How does a speedometer work?

Have you ever been asked “ Excuse me sir, have you any idea how fast you were going?”.
The question that every motorist dreads being asked by a police officer at the side of the road. If you were staring straight ahead, not looking at the dashboard, you might have no accurate answer to say. If you were looking at the speedometer, on the other hand, you’ll know the precise answer. Have you ever think about how a speedometer actually work?

What do you think of a speedometer work?

Of all the instruments you can find on a modern car dashboard, only one is a legal requirement – that is speedometer! In common with other developments in car technology, the trend is now towards using electronics in speedometer, usually with a needle and calibrated dual to show the speed. The design of this type of speedometer has hardly changed in the last 50 years.


Mechanical speedometers measure the speed of a car being linked mechanically with the gearbox output shaft. Since this shaft lies “downstream” of the gear box, the speed with which it rotated us independent of gear changes and so gives a true measure of the road speed.

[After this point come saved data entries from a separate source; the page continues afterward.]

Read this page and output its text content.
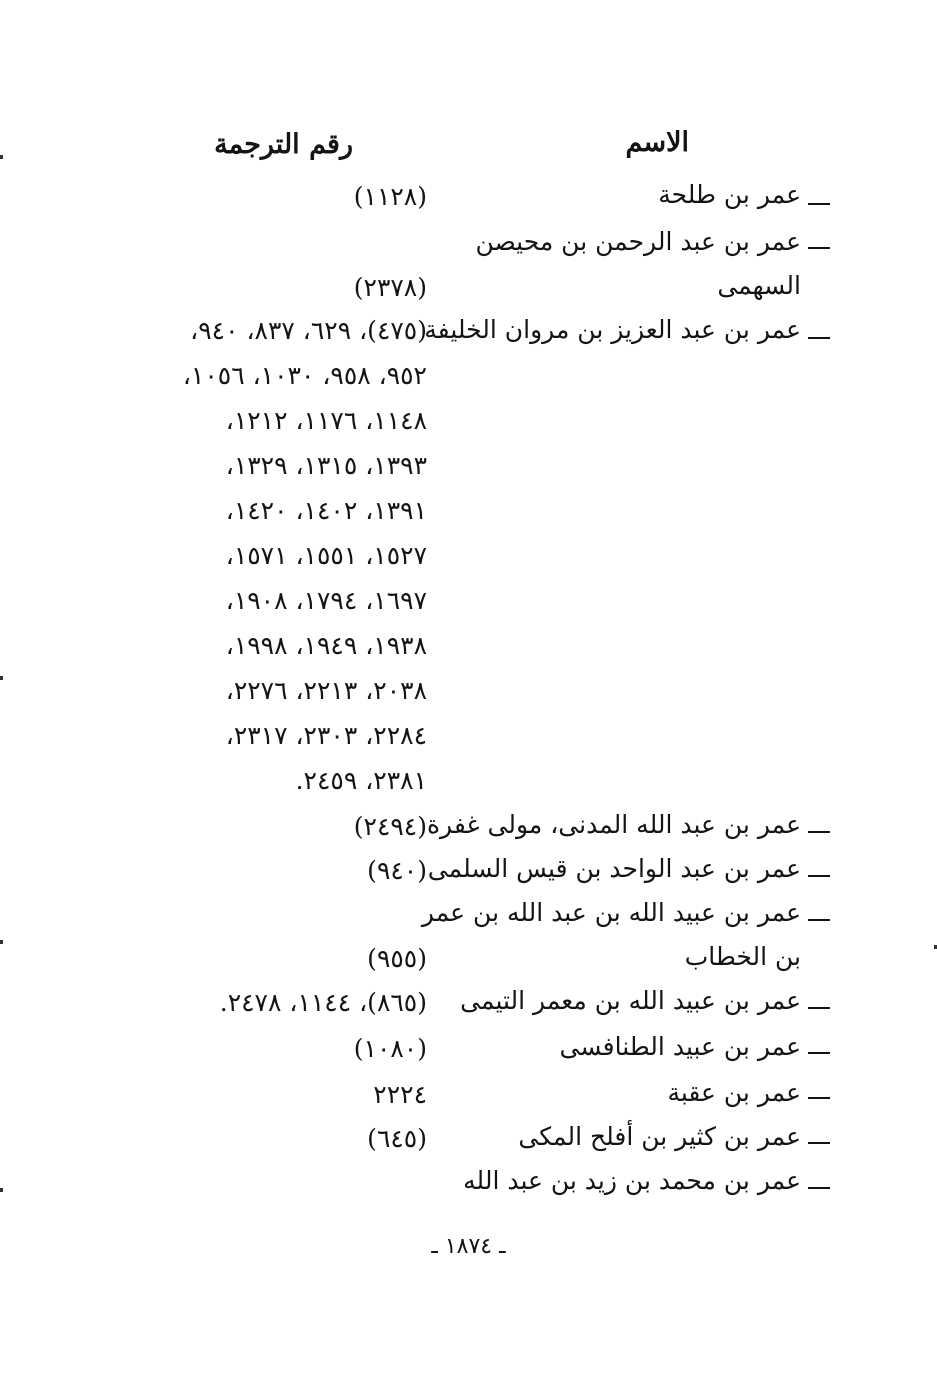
الاسم
رقم الترجمة
عمر بن طلحة
(١١٢٨)
عمر بن عبد الرحمن بن محيصن
السهمى
(٢٣٧٨)
عمر بن عبد العزيز بن مروان الخليفة
(٤٧٥)، ٦٢٩، ٨٣٧، ٩٤٠،
٩٥٢، ٩٥٨، ١٠٣٠، ١٠٥٦،
١١٤٨، ١١٧٦، ١٢١٢،
١٣٩٣، ١٣١٥، ١٣٢٩،
١٣٩١، ١٤٠٢، ١٤٢٠،
١٥٢٧، ١٥٥١، ١٥٧١،
١٦٩٧، ١٧٩٤، ١٩٠٨،
١٩٣٨، ١٩٤٩، ١٩٩٨،
٢٠٣٨، ٢٢١٣، ٢٢٧٦،
٢٢٨٤، ٢٣٠٣، ٢٣١٧،
٢٣٨١، ٢٤٥٩.
عمر بن عبد الله المدنى، مولى غفرة
(٢٤٩٤)
عمر بن عبد الواحد بن قيس السلمى
(٩٤٠)
عمر بن عبيد الله بن عبد الله بن عمر
بن الخطاب
(٩٥٥)
عمر بن عبيد الله بن معمر التيمى
(٨٦٥)، ١١٤٤، ٢٤٧٨.
عمر بن عبيد الطنافسى
(١٠٨٠)
عمر بن عقبة
٢٢٢٤
عمر بن كثير بن أفلح المكى
(٦٤٥)
عمر بن محمد بن زيد بن عبد الله
ـ ١٨٧٤ ـ
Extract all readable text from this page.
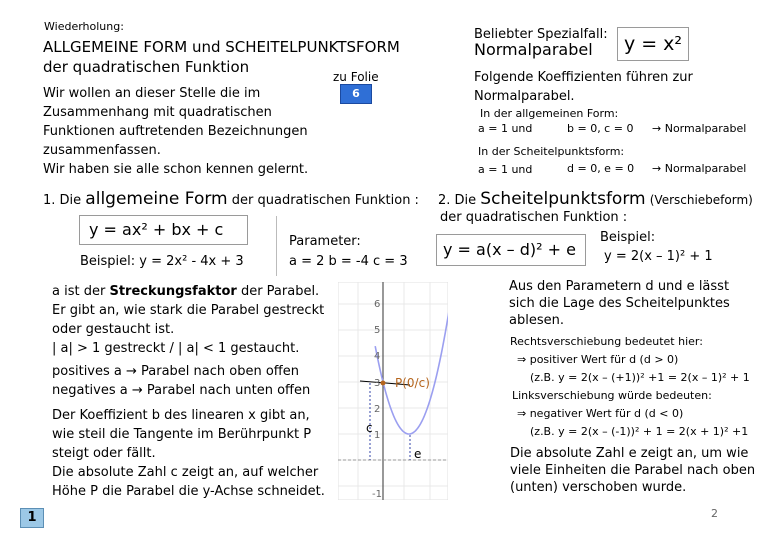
Wiederholung:
ALLGEMEINE FORM und SCHEITELPUNKTSFORM
der quadratischen Funktion
zu Folie
6
Wir wollen an dieser Stelle die im
Zusammenhang mit quadratischen
Funktionen auftretenden Bezeichnungen
zusammenfassen.
Wir haben sie alle schon kennen gelernt.
Beliebter Spezialfall:
Normalparabel	y = x²
Folgende Koeffizienten führen zur
Normalparabel.
In der allgemeinen Form:
a = 1 und	b = 0, c = 0 → Normalparabel
In der Scheitelpunktsform:
a = 1 und	d = 0, e = 0 → Normalparabel
1. Die allgemeine Form der quadratischen Funktion :
y = ax² + bx + c
Parameter:
a = 2 b = -4 c = 3
Beispiel: y = 2x² - 4x + 3
a ist der Streckungsfaktor der Parabel.
Er gibt an, wie stark die Parabel gestreckt
oder gestaucht ist.
| a| > 1 gestreckt / | a| < 1 gestaucht.
positives a → Parabel nach oben offen
negatives a → Parabel nach unten offen
Der Koeffizient b des linearen x gibt an,
wie steil die Tangente im Berührpunkt P
steigt oder fällt.
Die absolute Zahl c zeigt an, auf welcher
Höhe P die Parabel die y-Achse schneidet.
1
6
5
4
3
2
1
-1
P(0/c)
c
e
2. Die Scheitelpunktsform (Verschiebeform)
der quadratischen Funktion :
y = a(x – d)² + e
Beispiel:
y = 2(x – 1)² + 1
Aus den Parametern d und e lässt
sich die Lage des Scheitelpunktes
ablesen.
Rechtsverschiebung bedeutet hier:
⇒ positiver Wert für d (d > 0)
(z.B. y = 2(x – (+1))² +1 = 2(x – 1)² + 1
Linksverschiebung würde bedeuten:
⇒ negativer Wert für d (d < 0)
(z.B. y = 2(x – (-1))² + 1 = 2(x + 1)² +1
Die absolute Zahl e zeigt an, um wie
viele Einheiten die Parabel nach oben
(unten) verschoben wurde.
2
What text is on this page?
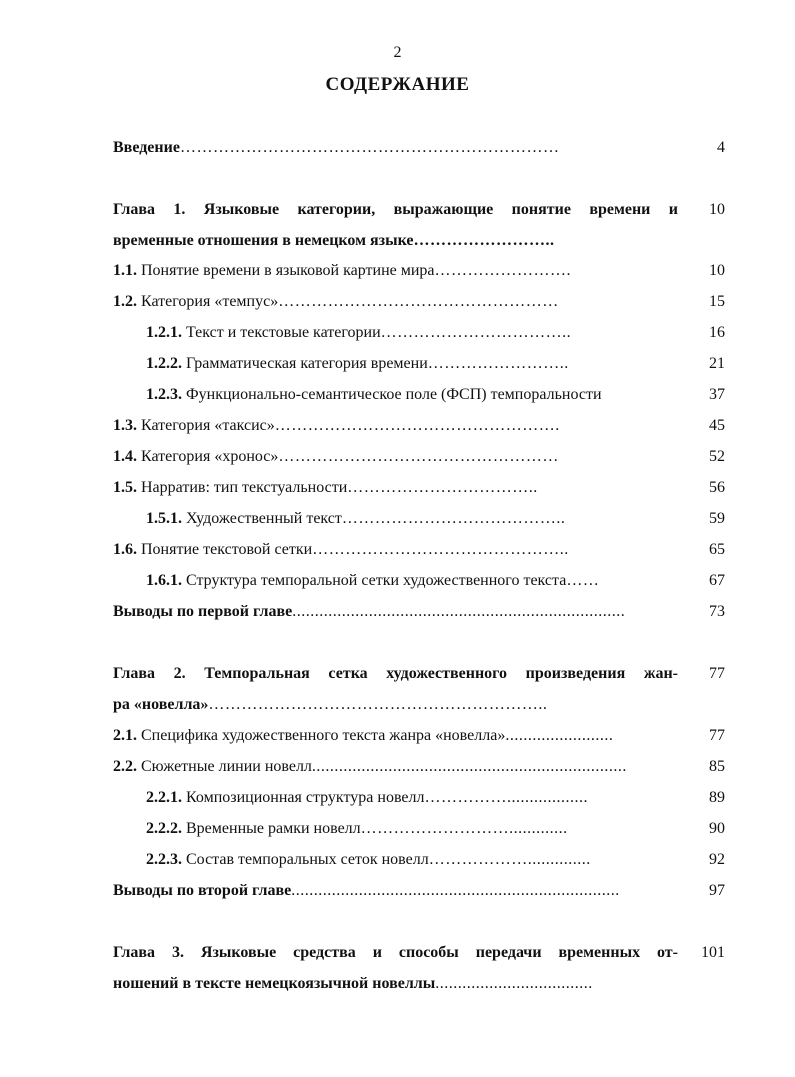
2
СОДЕРЖАНИЕ
Введение……………………………………………………………	4
Глава 1. Языковые категории, выражающие понятие времени и 10
временные отношения в немецком языке……………………..
1.1. Понятие времени в языковой картине мира…………………….	10
1.2. Категория «темпус»……………………………………………	15
1.2.1. Текст и текстовые категории……………………………..	16
1.2.2. Грамматическая категория времени……………………..	21
1.2.3. Функционально-семантическое поле (ФСП) темпоральности	37
1.3. Категория «таксис»…………………………………………….	45
1.4. Категория «хронос»……………………………………………	52
1.5. Нарратив: тип текстуальности……………………………..	56
1.5.1. Художественный текст…………………………………..	59
1.6. Понятие текстовой сетки………………………………………..	65
1.6.1. Структура темпоральной сетки художественного текста……	67
Выводы по первой главе..........................................................................	73
Глава 2. Темпоральная сетка художественного произведения жан- 77
ра «новелла»……………………………………………………..
2.1. Специфика художественного текста жанра «новелла»........................	77
2.2. Сюжетные линии новелл......................................................................	85
2.2.1. Композиционная структура новелл……………..................	89
2.2.2. Временные рамки новелл……………………….............	90
2.2.3. Состав темпоральных сеток новелл………………..............	92
Выводы по второй главе.........................................................................	97
Глава 3. Языковые средства и способы передачи временных от- 101
ношений в тексте немецкоязычной новеллы...................................
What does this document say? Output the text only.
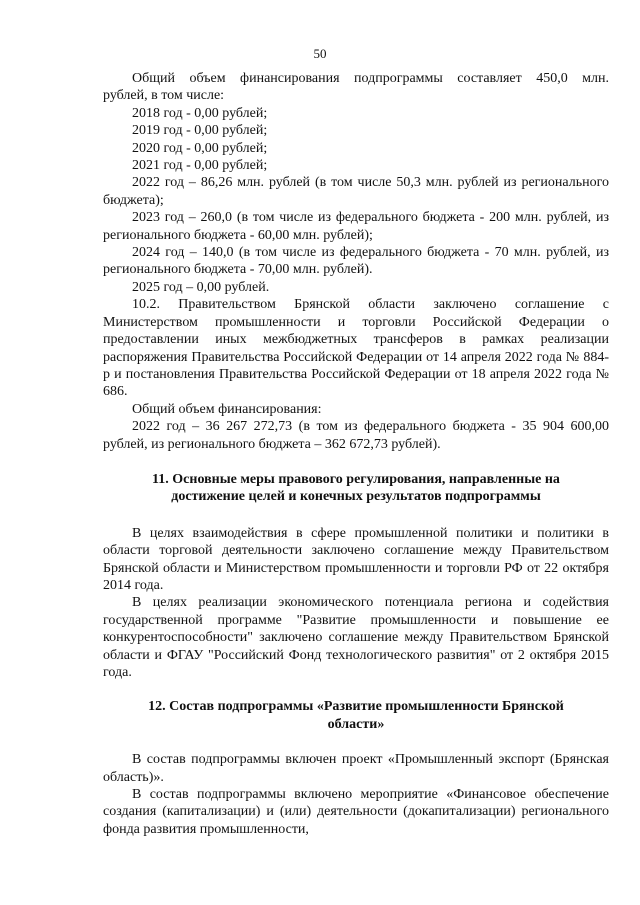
50

Общий объем финансирования подпрограммы составляет 450,0 млн.

рублей, в том числе:

2018 год - 0,00 рублей;

2019 год - 0,00 рублей;

2020 год - 0,00 рублей;

2021 год - 0,00 рублей;

2022 год – 86,26 млн. рублей (в том числе 50,3 млн. рублей из регионального бюджета);

2023 год – 260,0 (в том числе из федерального бюджета - 200 млн. рублей, из регионального бюджета - 60,00 млн. рублей);

2024 год – 140,0 (в том числе из федерального бюджета - 70 млн. рублей, из регионального бюджета - 70,00 млн. рублей).

2025 год – 0,00 рублей.

10.2. Правительством Брянской области заключено соглашение с Министерством промышленности и торговли Российской Федерации о предоставлении иных межбюджетных трансферов в рамках реализации распоряжения Правительства Российской Федерации от 14 апреля 2022 года № 884-р и постановления Правительства Российской Федерации от 18 апреля 2022 года № 686.

Общий объем финансирования:

2022 год – 36 267 272,73 (в том из федерального бюджета - 35 904 600,00 рублей, из регионального бюджета – 362 672,73 рублей).

11. Основные меры правового регулирования, направленные на
достижение целей и конечных результатов подпрограммы

В целях взаимодействия в сфере промышленной политики и политики в области торговой деятельности заключено соглашение между Правительством Брянской области и Министерством промышленности и торговли РФ от 22 октября 2014 года.

В целях реализации экономического потенциала региона и содействия государственной программе "Развитие промышленности и повышение ее конкурентоспособности" заключено соглашение между Правительством Брянской области и ФГАУ "Российский Фонд технологического развития" от 2 октября 2015 года.

12. Состав подпрограммы «Развитие промышленности Брянской
области»

В состав подпрограммы включен проект «Промышленный экспорт (Брянская область)».

В состав подпрограммы включено мероприятие «Финансовое обеспечение создания (капитализации) и (или) деятельности (докапитализации) регионального фонда развития промышленности,
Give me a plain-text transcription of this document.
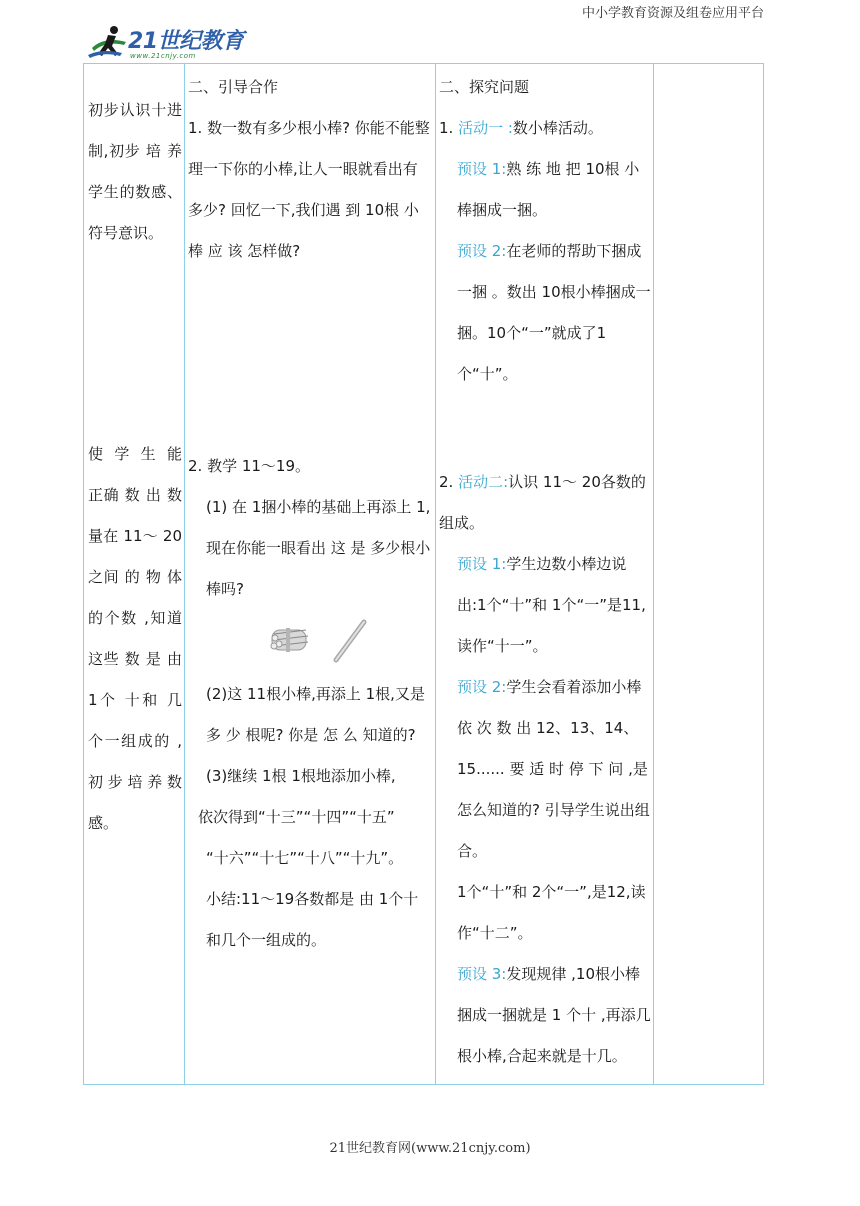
中小学教育资源及组卷应用平台
21世纪教育
www.21cnjy.com
初步认识十进制,初步 培 养学生的数感、符号意识。
使 学 生 能 正确 数 出 数 量在 11～ 20之间 的 物 体 的个数 ,知道这些 数 是 由 1个 十和 几 个一组成的 ,初步培养数感。

二、引导合作

1. 数一数有多少根小棒? 你能不能整理一下你的小棒,让人一眼就看出有多少? 回忆一下,我们遇 到 10根 小 棒 应 该 怎样做?

2. 教学 11～19。

(1) 在 1捆小棒的基础上再添上 1,现在你能一眼看出 这 是 多少根小棒吗?

(2)这 11根小棒,再添上 1根,又是 多 少 根呢? 你是 怎 么 知道的?

(3)继续 1根 1根地添加小棒,

依次得到“十三”“十四”“十五”

“十六”“十七”“十八”“十九”。

小结:11～19各数都是 由 1个十和几个一组成的。

二、探究问题

1. 活动一 :数小棒活动。

预设 1:熟 练 地 把 10根 小棒捆成一捆。

预设 2:在老师的帮助下捆成一捆 。数出 10根小棒捆成一捆。10个“一”就成了1个“十”。

2. 活动二:认识 11～ 20各数的组成。

预设 1:学生边数小棒边说出:1个“十”和 1个“一”是11,读作“十一”。

预设 2:学生会看着添加小棒依 次 数 出 12、13、14、15...... 要 适 时 停 下 问 ,是怎么知道的? 引导学生说出组合。

1个“十”和 2个“一”,是12,读作“十二”。

预设 3:发现规律 ,10根小棒捆成一捆就是 1 个十 ,再添几根小棒,合起来就是十几。

21世纪教育网(www.21cnjy.com)
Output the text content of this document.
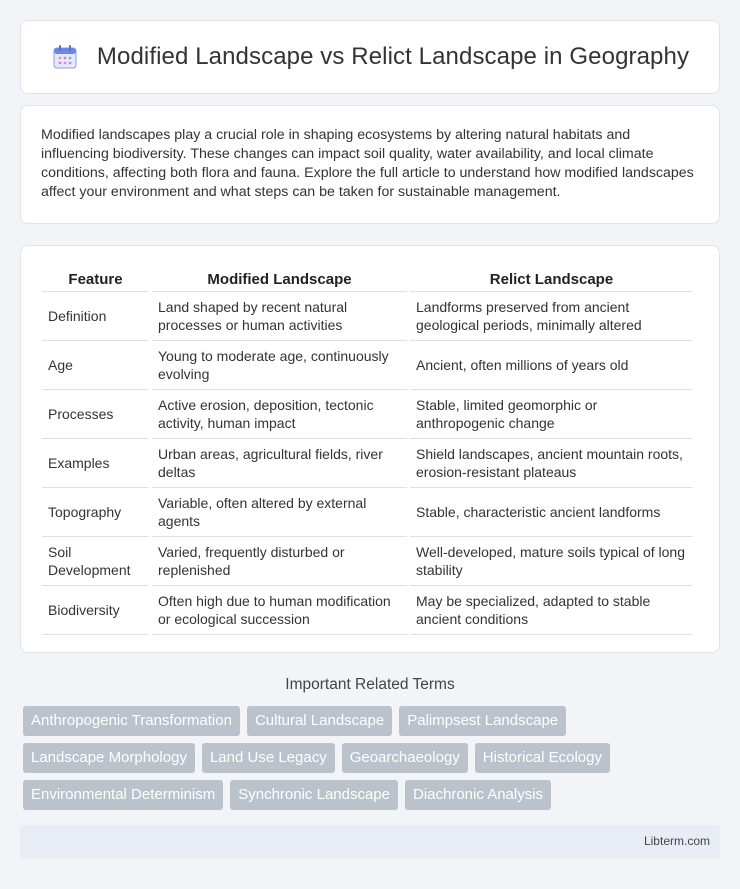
Modified Landscape vs Relict Landscape in Geography

Modified landscapes play a crucial role in shaping ecosystems by altering natural habitats and influencing biodiversity. These changes can impact soil quality, water availability, and local climate conditions, affecting both flora and fauna. Explore the full article to understand how modified landscapes affect your environment and what steps can be taken for sustainable management.

Feature	Modified Landscape	Relict Landscape
Definition	Land shaped by recent natural processes or human activities	Landforms preserved from ancient geological periods, minimally altered
Age	Young to moderate age, continuously evolving	Ancient, often millions of years old
Processes	Active erosion, deposition, tectonic activity, human impact	Stable, limited geomorphic or anthropogenic change
Examples	Urban areas, agricultural fields, river deltas	Shield landscapes, ancient mountain roots, erosion-resistant plateaus
Topography	Variable, often altered by external agents	Stable, characteristic ancient landforms
Soil Development	Varied, frequently disturbed or replenished	Well-developed, mature soils typical of long stability
Biodiversity	Often high due to human modification or ecological succession	May be specialized, adapted to stable ancient conditions
Important Related Terms
Anthropogenic Transformation	Cultural Landscape	Palimpsest Landscape
Landscape Morphology	Land Use Legacy	Geoarchaeology	Historical Ecology
Environmental Determinism	Synchronic Landscape	Diachronic Analysis
Libterm.com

Inside the gearbox, the output shaft contains a gear wheel which rotates with the shaft. The speedo cable consists of an inner cable running inside a protective outer sheath. The ends of the speedometer inner cable are squared off, and fit into squared holes in the drive pinion at the gearbox and the drive in the back of the speedometer. As the pinion rotates, driven by the gearbox output shaft, it caused the inner cable to rotate with it.
The other end of the cable fits to a drive shaft leading into the speedometer. On the end of this shaft is a magnet. Positioned close to the magnet is a cup-shaped metal drum that is attached to the needle giving the reading on the dial. A small coiled hair spring holds the needle at zero.

The drum is attracted by the magnet so, as the magnet turns, the drum turns too. The faster the car is traveling, the greater the pull of the magnet on the metal drum and the further the needle moves round the dial. But the restraining force of the hair spring also increases as the needle moves round the dual. At a certain point the forces of the spring and the magnet balance out and the needle steadies to give a reading.

Mechanical Speedometers

As you press your gas pedal, the wheels of your car spin faster or slower according to how much gas is being supplied to the engine cylinders. When you want to check how fast you are going, you check your speedometer, which tells you the speed in kilometers and or miles per hour.
The speedometer gets it’s speed reading by gauging how quickly the wheels are spinning it then uses electromagnetism to convert the spinning wheel energy into a smooth drifting motion in the gauge. The cable will measure the rotation and feed back to the speedometer turning a magnet.
The magnet is able to rotate freely within the speed cup which also rotates. The speed cup is connected to a wire coil and to the gauge itself and dictates the speed reading.

The Specifies If You Care

So the speedometer cable attaches to the drive train. As it spins freely with the transmission, it turns a magnet at the same speed. The spinning magnet is located within the speed cup and within it creates a magnetic field that varies with the speed of the vehicle and with the cable turning.

What happens from here is that the speed cup generates electricity. Electricity that really has no where to go. This is where the mechanical speedometer gets its nickname Eddy Current Speedometer. These rotating electrical currents will cause the speed cup to rotate, trying to match the speed of the rotating magnet.

The fine coil prevents the speed cup from fully rotating which causes it to pull the pointer up the speedometer display. The faster the car goes, the faster this entire reaction happens beginning with the spinning cable.